Hepatic Sinusoidal Obstruction Syndrome After Allogenetic Hematopoietic Stem Cell Transplantation in Adult Acquired Aplastic Anemia

Abstract 3012^FN2

The hepatic sinusoidal obstruction syndrome (SOS; veno-occlusive disease [VOD]) is an acute complication after allogeneic hematopoietic stem cell transplantation (alloHSCT). However, the actual incidence and outcomes after alloHSCT in patients with adult acquired aplastic anemia (AA) was not defined yet. We investigated the incidence, risk factors and outcomes of SOS in AA. Data was taken from our previous retrospective study comparing matched sibling donors versus alternative donors (KSBMT07-02 study) and prospective randomized phase III study comparing cyclophosphamide (Cy)-ATG and Cy-fludarabine (Flu)-ATG (COSAH C-004A study) in patients with adult acquired AA.

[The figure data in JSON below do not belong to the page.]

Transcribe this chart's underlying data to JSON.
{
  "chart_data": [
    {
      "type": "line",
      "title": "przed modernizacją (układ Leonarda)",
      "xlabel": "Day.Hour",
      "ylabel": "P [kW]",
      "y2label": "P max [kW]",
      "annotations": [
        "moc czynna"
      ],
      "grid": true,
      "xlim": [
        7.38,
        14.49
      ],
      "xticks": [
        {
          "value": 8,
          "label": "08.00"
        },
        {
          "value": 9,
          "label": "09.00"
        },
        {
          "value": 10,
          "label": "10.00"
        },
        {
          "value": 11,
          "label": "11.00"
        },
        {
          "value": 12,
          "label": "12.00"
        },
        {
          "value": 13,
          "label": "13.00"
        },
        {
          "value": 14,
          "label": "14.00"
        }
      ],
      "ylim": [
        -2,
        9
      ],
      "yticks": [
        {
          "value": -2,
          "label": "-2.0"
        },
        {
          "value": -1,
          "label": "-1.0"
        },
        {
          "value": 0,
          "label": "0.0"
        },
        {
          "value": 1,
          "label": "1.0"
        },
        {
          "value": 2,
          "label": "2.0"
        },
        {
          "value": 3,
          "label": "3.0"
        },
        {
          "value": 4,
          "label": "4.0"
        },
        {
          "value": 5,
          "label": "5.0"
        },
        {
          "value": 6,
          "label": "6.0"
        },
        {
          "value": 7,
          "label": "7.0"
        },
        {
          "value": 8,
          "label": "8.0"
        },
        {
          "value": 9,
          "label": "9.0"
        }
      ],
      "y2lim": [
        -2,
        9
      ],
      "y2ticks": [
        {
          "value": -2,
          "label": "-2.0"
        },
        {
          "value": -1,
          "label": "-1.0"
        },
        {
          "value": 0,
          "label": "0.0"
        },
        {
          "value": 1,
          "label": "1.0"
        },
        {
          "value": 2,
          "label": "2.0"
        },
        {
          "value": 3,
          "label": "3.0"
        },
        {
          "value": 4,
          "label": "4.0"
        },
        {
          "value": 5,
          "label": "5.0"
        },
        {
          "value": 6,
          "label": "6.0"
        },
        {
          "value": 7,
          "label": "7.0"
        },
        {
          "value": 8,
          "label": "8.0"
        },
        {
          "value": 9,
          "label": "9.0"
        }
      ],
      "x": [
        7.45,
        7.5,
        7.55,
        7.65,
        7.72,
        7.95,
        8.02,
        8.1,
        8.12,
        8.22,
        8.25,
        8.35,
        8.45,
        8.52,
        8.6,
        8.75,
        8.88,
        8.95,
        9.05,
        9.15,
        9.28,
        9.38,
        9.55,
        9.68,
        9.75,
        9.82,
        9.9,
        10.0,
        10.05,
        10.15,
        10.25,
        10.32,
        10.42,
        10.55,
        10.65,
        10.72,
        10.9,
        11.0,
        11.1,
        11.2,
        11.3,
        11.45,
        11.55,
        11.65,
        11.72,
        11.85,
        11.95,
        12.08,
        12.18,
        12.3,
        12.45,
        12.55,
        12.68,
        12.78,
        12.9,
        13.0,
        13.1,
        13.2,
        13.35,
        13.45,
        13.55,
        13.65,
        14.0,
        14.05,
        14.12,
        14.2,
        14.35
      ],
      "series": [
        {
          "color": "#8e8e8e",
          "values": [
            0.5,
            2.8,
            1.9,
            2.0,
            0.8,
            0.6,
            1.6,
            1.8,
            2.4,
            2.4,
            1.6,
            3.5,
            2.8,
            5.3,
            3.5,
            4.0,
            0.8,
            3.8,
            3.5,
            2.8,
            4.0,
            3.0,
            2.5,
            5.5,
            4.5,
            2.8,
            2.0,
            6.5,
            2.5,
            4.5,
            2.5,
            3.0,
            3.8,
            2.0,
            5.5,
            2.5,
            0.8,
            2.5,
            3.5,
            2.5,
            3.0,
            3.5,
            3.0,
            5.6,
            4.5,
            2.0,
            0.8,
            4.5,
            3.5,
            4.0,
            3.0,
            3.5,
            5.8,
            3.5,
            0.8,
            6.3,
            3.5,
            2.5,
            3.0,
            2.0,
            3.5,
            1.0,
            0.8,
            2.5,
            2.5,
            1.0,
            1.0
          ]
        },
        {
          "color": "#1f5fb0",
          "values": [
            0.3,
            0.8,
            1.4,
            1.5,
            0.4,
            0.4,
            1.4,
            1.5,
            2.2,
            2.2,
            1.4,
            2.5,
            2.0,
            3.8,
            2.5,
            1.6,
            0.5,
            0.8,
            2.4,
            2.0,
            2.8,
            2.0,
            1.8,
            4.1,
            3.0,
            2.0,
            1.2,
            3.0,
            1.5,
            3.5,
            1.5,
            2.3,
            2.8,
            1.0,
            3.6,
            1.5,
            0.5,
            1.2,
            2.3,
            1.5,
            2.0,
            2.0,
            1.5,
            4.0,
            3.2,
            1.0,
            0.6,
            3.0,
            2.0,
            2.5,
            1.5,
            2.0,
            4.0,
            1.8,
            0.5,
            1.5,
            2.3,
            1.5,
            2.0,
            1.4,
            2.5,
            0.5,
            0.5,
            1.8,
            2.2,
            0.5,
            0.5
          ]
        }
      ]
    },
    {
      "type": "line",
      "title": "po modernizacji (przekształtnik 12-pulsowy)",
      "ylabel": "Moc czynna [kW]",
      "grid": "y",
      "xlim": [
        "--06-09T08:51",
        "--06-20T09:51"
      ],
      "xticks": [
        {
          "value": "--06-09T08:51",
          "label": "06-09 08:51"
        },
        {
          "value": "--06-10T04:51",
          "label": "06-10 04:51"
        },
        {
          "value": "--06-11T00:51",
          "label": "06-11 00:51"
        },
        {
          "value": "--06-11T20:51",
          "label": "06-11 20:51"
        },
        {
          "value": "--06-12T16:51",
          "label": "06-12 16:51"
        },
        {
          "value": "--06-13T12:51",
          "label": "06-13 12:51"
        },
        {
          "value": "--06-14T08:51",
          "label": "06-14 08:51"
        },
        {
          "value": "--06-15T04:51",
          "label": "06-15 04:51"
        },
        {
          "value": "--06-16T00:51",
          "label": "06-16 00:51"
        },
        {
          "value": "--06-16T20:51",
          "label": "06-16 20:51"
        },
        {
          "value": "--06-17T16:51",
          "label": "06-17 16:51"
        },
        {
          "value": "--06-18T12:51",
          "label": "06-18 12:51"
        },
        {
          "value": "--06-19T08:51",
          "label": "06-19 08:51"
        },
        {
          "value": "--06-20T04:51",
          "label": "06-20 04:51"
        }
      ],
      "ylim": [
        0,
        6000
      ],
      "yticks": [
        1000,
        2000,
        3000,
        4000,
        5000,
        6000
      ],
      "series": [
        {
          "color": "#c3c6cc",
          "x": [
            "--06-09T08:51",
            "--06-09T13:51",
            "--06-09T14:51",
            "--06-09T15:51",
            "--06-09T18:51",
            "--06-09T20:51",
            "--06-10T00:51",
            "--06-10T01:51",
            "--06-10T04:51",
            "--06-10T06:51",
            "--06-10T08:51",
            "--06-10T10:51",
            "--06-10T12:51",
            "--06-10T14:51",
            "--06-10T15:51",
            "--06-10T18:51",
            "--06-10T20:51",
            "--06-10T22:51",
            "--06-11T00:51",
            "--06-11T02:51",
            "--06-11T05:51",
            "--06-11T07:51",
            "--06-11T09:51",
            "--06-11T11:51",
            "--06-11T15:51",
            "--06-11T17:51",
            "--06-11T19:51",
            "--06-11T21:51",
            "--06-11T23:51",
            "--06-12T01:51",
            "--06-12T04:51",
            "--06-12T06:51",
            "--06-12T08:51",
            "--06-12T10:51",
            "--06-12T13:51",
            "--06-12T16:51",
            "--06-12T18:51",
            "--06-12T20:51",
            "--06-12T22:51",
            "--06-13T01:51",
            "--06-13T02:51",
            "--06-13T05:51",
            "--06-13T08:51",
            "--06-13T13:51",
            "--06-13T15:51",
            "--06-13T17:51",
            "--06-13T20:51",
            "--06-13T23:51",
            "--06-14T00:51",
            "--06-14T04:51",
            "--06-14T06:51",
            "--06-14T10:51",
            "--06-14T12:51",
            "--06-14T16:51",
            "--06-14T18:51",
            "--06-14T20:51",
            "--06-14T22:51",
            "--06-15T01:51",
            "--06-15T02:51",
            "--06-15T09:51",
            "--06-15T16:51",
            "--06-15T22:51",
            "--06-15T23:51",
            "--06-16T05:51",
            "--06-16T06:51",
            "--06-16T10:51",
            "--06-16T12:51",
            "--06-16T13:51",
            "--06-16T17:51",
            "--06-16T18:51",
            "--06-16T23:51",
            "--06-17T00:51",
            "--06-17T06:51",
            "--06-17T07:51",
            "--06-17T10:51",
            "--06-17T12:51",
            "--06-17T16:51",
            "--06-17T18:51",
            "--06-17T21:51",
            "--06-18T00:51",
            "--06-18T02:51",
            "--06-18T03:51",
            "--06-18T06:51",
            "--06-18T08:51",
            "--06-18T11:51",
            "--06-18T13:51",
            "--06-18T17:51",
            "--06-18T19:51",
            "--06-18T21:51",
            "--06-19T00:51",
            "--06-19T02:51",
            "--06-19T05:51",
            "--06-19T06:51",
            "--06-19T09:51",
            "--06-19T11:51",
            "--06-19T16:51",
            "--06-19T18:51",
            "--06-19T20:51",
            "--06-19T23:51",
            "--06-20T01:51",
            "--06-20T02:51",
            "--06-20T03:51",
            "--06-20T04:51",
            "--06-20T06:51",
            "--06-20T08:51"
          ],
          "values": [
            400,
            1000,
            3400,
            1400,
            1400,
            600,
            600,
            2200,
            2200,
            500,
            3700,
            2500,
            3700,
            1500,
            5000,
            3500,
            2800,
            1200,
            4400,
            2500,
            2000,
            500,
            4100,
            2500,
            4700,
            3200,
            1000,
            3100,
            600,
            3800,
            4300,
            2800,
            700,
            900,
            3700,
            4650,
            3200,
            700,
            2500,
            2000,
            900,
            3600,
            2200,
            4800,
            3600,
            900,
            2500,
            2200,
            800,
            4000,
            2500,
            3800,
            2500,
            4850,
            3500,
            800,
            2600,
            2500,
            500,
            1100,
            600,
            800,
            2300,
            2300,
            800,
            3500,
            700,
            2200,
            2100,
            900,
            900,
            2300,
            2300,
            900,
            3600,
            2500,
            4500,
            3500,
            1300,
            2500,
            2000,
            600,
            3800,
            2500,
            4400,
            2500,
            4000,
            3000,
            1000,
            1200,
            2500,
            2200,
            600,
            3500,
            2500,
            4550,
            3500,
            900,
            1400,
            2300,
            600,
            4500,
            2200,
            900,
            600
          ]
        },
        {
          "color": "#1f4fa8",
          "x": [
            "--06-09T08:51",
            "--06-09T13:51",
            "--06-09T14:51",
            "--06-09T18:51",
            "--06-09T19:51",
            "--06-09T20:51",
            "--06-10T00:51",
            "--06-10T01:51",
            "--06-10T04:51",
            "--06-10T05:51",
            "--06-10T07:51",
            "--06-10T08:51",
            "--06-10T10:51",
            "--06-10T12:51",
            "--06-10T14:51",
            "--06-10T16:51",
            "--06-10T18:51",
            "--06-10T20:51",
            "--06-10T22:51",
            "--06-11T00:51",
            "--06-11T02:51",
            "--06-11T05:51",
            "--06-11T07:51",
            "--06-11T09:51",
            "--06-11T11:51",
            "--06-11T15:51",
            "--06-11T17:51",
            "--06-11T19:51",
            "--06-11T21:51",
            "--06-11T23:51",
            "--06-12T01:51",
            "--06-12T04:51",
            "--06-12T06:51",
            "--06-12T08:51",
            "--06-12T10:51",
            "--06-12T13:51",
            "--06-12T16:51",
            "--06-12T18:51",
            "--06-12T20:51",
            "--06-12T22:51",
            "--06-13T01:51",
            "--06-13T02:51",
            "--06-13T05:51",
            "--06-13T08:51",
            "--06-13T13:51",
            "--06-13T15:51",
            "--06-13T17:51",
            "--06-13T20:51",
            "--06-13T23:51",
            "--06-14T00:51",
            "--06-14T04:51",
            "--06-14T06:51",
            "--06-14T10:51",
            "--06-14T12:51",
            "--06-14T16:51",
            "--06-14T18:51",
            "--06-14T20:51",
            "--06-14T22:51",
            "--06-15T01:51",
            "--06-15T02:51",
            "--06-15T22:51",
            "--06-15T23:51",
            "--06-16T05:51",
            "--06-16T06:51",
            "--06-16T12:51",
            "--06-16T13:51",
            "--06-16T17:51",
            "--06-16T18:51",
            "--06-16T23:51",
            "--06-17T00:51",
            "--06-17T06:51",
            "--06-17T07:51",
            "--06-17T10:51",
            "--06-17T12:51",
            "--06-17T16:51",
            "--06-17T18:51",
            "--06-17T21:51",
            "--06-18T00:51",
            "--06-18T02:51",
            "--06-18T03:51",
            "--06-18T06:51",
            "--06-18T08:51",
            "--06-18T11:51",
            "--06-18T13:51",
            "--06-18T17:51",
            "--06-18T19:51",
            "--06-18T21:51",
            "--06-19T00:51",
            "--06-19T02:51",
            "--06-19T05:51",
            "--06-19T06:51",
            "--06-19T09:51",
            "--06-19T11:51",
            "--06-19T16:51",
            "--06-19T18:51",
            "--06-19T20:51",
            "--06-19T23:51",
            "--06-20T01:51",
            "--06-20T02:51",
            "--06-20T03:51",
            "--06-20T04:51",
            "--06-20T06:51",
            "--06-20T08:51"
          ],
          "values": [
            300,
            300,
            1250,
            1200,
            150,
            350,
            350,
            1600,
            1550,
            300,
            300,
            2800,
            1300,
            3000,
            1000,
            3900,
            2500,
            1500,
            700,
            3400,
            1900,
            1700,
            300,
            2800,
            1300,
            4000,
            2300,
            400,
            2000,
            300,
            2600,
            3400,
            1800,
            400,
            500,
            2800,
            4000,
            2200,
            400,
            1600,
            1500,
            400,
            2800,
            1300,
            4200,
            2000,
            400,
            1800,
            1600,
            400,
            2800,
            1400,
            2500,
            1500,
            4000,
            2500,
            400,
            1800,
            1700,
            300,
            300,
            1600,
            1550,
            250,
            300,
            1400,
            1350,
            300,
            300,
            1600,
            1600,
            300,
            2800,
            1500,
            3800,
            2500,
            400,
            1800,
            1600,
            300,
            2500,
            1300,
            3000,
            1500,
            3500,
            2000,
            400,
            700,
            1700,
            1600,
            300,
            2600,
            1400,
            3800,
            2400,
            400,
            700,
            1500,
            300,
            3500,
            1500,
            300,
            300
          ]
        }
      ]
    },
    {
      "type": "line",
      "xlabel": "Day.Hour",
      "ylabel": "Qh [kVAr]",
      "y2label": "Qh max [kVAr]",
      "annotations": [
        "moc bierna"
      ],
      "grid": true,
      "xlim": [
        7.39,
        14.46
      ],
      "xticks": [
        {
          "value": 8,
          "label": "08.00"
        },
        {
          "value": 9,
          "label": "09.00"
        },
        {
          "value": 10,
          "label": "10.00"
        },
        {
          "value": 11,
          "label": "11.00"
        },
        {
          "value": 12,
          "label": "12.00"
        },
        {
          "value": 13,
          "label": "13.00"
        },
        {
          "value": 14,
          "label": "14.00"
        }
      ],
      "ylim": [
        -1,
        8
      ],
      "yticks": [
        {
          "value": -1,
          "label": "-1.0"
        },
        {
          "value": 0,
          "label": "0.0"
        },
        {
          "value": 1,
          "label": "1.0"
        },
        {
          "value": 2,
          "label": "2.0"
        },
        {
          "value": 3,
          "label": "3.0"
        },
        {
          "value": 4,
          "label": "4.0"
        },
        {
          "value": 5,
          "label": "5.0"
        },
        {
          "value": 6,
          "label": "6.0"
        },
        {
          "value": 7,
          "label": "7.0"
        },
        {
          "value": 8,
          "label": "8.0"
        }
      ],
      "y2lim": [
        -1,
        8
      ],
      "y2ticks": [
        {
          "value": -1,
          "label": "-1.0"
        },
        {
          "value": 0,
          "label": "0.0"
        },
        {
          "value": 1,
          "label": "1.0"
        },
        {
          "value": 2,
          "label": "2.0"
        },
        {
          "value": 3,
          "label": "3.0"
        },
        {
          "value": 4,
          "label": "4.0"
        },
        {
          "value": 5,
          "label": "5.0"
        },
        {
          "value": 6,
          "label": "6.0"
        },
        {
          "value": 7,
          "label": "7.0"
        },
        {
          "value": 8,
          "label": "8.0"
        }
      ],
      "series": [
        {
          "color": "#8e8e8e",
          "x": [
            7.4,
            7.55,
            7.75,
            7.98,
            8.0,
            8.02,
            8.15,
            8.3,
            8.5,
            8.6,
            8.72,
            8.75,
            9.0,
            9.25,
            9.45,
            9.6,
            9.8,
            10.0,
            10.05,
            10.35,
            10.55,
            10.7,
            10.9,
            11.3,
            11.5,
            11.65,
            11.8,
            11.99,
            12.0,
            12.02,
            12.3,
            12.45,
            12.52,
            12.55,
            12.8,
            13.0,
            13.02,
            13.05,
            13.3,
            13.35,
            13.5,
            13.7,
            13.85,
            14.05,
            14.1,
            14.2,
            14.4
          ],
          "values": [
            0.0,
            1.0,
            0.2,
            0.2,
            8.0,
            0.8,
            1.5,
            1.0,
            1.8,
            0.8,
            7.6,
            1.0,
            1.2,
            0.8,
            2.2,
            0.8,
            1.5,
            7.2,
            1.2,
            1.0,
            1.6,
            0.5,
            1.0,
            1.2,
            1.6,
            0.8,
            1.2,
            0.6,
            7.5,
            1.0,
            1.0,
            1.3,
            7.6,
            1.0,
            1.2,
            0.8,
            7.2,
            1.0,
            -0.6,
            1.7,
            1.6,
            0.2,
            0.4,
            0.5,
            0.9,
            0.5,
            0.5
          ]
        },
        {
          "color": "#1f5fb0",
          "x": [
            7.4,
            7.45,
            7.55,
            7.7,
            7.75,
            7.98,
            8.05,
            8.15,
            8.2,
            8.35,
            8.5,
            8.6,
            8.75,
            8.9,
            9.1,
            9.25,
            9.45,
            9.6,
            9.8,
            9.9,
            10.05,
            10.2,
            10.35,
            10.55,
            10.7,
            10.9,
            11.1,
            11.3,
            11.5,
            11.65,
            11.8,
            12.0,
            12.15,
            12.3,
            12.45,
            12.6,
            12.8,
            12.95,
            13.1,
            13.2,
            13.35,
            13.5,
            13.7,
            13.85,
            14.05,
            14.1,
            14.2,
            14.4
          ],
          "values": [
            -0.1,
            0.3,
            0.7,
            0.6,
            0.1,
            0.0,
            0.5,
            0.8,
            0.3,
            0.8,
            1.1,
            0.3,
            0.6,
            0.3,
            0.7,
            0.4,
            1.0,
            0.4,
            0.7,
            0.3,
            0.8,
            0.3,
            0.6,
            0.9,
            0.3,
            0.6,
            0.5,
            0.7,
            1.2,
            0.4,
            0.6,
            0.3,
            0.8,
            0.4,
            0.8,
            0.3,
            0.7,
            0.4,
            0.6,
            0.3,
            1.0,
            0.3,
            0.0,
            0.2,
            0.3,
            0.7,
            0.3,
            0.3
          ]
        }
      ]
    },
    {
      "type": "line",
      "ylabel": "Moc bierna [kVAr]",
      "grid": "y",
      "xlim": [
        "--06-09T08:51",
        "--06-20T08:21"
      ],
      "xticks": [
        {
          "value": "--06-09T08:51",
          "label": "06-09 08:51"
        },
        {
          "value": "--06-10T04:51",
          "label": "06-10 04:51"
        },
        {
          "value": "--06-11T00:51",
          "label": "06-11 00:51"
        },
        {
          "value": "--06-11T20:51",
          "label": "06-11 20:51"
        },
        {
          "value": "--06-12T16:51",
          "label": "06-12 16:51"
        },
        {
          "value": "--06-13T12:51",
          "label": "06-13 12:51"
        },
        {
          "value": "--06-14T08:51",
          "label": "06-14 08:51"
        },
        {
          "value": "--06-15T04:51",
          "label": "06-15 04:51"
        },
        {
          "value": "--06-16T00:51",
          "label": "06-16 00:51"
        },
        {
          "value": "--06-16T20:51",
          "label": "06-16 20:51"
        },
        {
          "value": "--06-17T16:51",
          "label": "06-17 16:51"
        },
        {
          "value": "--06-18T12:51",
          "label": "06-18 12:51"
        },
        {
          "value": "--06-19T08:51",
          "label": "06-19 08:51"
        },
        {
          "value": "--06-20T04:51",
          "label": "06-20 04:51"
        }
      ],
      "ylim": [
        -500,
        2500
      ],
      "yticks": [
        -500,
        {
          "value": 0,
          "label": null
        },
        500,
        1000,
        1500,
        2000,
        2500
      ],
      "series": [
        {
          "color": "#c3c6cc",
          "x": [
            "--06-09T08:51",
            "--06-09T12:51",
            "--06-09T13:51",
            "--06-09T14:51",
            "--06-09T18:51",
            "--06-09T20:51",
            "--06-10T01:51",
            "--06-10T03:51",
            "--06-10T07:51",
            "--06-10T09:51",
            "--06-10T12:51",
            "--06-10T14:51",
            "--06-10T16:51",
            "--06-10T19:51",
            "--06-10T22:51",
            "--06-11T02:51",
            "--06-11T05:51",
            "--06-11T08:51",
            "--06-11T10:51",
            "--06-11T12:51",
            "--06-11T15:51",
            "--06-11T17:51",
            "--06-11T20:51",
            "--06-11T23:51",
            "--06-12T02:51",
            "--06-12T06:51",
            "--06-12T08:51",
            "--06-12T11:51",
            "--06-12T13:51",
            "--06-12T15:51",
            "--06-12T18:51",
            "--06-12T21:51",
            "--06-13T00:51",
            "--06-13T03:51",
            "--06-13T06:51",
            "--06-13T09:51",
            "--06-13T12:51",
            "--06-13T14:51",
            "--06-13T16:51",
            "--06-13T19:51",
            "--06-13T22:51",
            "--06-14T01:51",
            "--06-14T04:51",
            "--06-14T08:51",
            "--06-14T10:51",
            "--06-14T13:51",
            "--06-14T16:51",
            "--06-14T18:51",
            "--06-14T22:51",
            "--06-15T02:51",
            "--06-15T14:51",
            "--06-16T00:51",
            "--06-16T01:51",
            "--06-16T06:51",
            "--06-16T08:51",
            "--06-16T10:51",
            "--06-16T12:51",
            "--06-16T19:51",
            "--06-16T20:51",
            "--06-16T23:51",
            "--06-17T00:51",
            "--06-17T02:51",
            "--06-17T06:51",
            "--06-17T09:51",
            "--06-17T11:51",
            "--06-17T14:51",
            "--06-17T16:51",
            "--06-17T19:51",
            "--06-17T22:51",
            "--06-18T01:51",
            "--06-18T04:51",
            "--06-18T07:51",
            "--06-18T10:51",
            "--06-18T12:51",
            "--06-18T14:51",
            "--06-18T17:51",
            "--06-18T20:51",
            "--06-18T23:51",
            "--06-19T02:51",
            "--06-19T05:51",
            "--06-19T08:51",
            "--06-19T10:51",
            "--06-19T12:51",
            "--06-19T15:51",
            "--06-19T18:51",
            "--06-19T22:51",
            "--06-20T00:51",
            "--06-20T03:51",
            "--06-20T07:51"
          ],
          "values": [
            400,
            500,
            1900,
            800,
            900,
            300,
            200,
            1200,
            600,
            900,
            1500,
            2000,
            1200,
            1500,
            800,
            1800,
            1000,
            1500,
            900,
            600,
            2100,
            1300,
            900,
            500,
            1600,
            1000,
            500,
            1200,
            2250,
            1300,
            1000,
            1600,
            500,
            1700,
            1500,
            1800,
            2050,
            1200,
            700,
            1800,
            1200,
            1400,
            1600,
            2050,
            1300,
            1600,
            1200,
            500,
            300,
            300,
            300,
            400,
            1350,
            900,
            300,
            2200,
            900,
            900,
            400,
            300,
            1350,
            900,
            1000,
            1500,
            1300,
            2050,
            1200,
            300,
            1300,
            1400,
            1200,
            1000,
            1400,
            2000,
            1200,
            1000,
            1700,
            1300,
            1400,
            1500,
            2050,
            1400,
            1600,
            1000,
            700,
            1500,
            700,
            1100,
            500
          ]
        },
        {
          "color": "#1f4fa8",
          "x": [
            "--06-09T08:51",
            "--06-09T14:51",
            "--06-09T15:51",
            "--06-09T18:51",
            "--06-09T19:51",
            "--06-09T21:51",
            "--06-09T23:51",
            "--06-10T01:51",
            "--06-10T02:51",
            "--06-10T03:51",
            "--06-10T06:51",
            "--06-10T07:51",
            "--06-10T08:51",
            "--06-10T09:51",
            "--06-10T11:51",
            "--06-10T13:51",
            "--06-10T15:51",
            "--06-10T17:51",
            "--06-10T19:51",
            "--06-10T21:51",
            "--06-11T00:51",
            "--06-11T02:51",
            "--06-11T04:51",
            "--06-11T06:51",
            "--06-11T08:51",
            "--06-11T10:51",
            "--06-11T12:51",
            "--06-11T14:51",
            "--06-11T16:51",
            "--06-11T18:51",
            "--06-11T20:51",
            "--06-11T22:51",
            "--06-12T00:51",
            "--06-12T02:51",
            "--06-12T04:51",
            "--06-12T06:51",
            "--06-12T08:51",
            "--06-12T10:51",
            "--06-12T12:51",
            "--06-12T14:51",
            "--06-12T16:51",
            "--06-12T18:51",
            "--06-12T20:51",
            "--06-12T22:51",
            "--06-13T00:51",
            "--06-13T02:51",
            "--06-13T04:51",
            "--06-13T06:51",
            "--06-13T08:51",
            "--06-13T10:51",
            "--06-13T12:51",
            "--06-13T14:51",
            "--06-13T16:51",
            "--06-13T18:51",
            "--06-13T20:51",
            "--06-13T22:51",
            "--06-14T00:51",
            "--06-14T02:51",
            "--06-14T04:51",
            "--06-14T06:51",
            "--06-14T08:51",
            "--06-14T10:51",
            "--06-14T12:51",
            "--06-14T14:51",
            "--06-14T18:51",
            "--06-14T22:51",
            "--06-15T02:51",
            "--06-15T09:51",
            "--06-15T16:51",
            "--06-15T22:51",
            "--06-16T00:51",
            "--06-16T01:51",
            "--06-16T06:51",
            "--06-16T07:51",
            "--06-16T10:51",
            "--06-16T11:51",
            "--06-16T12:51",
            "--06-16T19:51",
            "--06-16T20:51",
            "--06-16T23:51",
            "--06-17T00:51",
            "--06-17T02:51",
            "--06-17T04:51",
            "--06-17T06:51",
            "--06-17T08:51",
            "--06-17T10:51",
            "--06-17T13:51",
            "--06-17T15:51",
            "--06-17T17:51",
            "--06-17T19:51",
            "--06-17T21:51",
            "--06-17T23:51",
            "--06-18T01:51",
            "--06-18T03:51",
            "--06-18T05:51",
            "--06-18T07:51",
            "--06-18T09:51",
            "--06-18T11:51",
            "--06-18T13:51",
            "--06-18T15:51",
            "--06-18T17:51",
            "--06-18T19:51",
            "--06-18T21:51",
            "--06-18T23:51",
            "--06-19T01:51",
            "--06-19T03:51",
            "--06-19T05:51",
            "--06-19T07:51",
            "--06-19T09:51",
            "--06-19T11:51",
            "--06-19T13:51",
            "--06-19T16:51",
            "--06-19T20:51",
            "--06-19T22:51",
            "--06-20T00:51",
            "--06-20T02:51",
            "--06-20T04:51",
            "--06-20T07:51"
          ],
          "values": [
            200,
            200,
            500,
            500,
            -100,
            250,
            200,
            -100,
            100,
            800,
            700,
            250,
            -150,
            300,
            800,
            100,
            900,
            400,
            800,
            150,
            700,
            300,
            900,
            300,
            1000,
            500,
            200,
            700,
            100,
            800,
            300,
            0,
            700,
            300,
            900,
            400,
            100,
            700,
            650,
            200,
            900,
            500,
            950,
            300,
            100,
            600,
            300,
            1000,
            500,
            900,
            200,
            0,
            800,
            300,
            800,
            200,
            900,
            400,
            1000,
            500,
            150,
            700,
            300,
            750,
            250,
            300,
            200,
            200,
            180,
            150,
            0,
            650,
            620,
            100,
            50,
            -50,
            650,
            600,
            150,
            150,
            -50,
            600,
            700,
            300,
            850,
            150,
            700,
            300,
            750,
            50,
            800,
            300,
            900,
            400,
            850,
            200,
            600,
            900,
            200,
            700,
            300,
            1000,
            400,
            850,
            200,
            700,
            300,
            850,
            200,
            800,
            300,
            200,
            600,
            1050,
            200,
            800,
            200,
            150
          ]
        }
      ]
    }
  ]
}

Total 260 patients were included in this analysis. SOS developed in 7.3% (n=19/260). SOS patients were male in 13 (68.4%), related donors in 84.2%, HLA full-matched in 73.7%, same donor-recipient sex matching in 63.2% patients. There were no TBI containing conditioning regimen and all patients received Cy containing conditioning regimen. The majority (94.7%) received ATG as condition regimen; horse ATG in 73.7% and rabbit ATG in 21.1% patients. Classical Cy (200mg/m²)-ATG was the most common conditioning regimen (84.2%). Sixteen patients (84.2%) received preventive medication of SOS and the major drug was heparin (78.9%). Among the diagnostic criteria of SOS, weight gain was observed in 17 (89.5%); hepatomegaly in 14 (73.7%); hyperbilirubinemia in 17 (89.5%) patients. The average total bilirubin was 6.65 (range 1.8–26.9) mg/dL. The severity of SOS was mild in 10 (52.6%), moderate in 6 (31.6%) and severe in 3 (15.8%) patients. Treatment for SOS were supportive care (72.2%), UDCA (16.7%) and corticosteroid (11.1%). All severe cases died of SOS and one moderate case died of multiple organ failure combined with infection without recovery of SOS. Therefore the mortality of SOS was 4/19 (21.1%). The probability of mortality by SOS had no correlation with weight gain (p=1.000), hepatomegaly (p=0.524), hyperbilirubinemia (p=1.000), maximal total bilirubin (p=0.239) or maximal direct bilirubin value (p=0.184). The frequencies of SOS were not significant in male (p=0.126), older than 31y (p=9.8%), prior IST (n=10/116, 8.6%; p=0.465), prior ATG usage for IST (p=0.846), unrelated donor (p=0.216), HLA mismatch (p=0.340), female to male matching (n=3/46, 6.5%; p=0.935), ABO incompatible (n=10/125, 8.0%; p=0.680), TBI conditioning (p=0.232), cyclophosphamide (p=1.000), ATG conditioning (p=0.325), fludarabine condition (p=0.221), busulfan conditioning (p=1.000), cyclosporine prophylaxis for GvHD (p=0.272), methotrexate prophylaxis for GvHD (p=0.170), bone marrow as a stem cell source (p=1.000). However, Cy 200mg/m² conditioning (p=0.035), classical Cy-ATG condition (p=0.007) and horse ATG conditioning (p<0.001) were significant risk factors in developing SOS in univariate analysis. Multivariate analysis revealed that only horse ATG conditioning was the poor prognostic factors (HR=3.484; 95% CI 1.226–9.904; p=0.002).

In conclusion, SOS is a relatively rate acute complication of alloHSCT in AA (7.3%). However the mortality of SOS is still high under supportive care. Horse ATG conditioning regimen was a significant risk factor for developing SOS.